FOXBORO — Tom Brady's backside was priority number one for Bill Belichick last night.
And at this stage of the game, with unrestricted free agent Matt Light seeking upwards of $21 million over the next three years to protect Brady at left tackle, leaping at Colorado's Nate Solder at pick No. 17 of the NFL Draft seemed like a sound strategy.
The coach left no doubt about his plans.
"No projecting, he's played left tackle (three straight years for the Buffaloes)," said Belichick. "That will be his position here."
About an hour after selecting Solder, the Pats — with sexy names like Alabama running back Mark Ingram, Clemson defensive end Da'Quan Bowers and UCLA linebacker Akeem Ayers still on the board — dealt pick No. 28 to New Orleans for a first-round pick next year and No. 56 overall this year.
Tonight at 6 p.m. when the draft resumes with Rounds 2-3, New England now owns selections 33, 56, 60, 74 and 92 overall.
At 6-foot-8, 319 pounds, Solder is long, possibly even a little lean but fits the Pats' tackle mold.
A three-sport athlete who was recruited by small Division 1 schools as a basketball player at Buena Vista High School in Colorado, Solder began his Buffaloes career at tight end.
He actually caught three passes as a redshirt-freshman, before adding over 30 pounds of muscle in the offseason.
By the time Colorado broke camp in 2009, he was the incumbent starter at left tackle, seeing all but two of the club's offensive snaps over the next three seasons.

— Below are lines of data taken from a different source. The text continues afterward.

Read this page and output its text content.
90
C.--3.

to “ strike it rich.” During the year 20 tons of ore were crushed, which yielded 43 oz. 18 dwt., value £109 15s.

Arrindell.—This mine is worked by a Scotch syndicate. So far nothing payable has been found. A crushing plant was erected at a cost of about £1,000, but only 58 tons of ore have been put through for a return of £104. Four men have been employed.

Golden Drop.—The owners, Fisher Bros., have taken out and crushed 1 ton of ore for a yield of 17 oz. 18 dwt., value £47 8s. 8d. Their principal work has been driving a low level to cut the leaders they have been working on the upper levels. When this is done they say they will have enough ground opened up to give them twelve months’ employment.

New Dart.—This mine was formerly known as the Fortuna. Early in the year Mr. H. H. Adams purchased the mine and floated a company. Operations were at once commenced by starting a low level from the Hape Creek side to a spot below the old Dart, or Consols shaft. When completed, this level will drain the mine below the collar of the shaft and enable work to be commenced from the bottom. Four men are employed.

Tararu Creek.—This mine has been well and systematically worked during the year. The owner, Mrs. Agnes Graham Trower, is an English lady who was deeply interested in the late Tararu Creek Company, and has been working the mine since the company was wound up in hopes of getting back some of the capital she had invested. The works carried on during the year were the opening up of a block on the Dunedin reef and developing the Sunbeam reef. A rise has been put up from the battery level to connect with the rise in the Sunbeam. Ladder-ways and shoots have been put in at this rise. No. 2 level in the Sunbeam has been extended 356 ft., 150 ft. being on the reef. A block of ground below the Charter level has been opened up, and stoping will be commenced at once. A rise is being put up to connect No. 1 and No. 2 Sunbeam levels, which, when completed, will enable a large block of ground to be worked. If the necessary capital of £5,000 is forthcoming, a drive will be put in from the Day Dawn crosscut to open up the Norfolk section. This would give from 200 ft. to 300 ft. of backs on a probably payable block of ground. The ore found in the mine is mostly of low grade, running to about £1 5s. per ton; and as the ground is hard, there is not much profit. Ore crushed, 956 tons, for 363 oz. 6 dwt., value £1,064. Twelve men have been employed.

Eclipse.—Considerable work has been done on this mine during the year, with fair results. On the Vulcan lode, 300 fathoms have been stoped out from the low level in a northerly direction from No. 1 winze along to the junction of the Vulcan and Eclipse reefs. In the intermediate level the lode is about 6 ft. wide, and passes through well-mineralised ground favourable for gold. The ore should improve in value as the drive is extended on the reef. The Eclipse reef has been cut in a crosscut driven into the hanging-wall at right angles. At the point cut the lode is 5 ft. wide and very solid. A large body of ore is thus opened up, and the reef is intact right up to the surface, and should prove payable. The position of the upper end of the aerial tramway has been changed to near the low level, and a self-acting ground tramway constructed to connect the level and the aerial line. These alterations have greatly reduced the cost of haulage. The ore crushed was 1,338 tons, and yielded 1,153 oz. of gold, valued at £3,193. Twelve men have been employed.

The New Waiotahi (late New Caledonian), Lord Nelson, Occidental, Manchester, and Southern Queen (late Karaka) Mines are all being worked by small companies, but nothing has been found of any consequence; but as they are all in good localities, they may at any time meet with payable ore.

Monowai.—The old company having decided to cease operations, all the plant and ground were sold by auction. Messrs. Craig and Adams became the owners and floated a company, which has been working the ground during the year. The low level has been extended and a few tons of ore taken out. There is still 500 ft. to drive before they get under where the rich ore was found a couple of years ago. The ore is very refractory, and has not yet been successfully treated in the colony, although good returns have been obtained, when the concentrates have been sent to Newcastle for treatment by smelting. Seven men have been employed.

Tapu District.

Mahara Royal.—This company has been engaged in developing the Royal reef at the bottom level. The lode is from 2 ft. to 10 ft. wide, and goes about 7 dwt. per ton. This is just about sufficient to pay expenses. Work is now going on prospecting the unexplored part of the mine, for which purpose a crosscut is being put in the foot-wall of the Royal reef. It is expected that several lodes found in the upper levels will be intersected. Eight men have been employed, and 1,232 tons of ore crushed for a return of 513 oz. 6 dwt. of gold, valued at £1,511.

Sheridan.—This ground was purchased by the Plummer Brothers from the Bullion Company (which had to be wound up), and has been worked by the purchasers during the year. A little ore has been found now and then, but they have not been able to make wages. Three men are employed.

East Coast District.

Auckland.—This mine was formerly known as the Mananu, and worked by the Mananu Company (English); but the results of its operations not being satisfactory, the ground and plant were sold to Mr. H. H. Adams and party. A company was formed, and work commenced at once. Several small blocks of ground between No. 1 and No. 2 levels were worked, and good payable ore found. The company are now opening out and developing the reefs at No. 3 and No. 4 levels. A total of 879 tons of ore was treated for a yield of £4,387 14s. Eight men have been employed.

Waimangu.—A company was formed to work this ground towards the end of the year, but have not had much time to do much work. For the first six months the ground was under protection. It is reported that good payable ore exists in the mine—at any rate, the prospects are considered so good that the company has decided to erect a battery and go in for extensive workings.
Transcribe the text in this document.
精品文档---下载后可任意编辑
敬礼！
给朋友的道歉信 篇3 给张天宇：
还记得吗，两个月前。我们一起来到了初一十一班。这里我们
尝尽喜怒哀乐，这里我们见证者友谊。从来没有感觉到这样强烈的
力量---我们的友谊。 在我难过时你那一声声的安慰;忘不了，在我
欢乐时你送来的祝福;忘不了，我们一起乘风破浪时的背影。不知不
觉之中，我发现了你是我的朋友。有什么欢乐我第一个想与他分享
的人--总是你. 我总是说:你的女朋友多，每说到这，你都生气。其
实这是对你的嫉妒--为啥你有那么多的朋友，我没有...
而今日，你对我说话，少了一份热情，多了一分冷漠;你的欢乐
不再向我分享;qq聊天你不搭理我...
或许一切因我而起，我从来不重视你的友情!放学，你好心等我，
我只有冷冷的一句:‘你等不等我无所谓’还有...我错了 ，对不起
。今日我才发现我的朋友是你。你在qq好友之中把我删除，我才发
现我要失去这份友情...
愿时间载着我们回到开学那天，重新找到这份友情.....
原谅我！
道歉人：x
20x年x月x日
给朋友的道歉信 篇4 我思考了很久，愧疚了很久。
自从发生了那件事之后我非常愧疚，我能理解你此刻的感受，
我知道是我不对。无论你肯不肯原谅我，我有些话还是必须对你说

"I think it was an end-of-game situation," said the consensus first-team All-America choice. "I think one of the backups was in there just to kneel the ball. It's funny, when they told me I missed two snaps, I had to think about what the heck happened, because I couldn't remember."
Selecting a converted college tight end here has worked before.
Light started his days at Purdue catching passes.
The second-round pick in 2001 has put up 10 above-average years (140 starts) with four Super Bowl appearances, three Super Bowl rings, and three Pro Bowl selections.
"Kids grow and develop and let's face it, there aren't that many people with that size and that kind of athletic ability roaming around," said Belichick.
By the numbers, Solder ran a sharp 5.05-second 40-yard dash at the combine and excelled in the 3-cone drill at 4.34 seconds. His 21 reps on the 225-pound bench press, though, was unimpressive for an offensive tackle.
But for Pats fans, the fraction of 5/1,400 should be most impressive. Solder, in three years, allowed just five sacks in 1,400 pass drops at Colorado.
That number should have Tom Brady and his backside at ease this morning.
"There are a lot of things he has to improve on," said Belichick. "But he's a smart guy, a hard-working kid. Hopefully, he'll take the coaching that he gets from out staff and be able to improve and develop."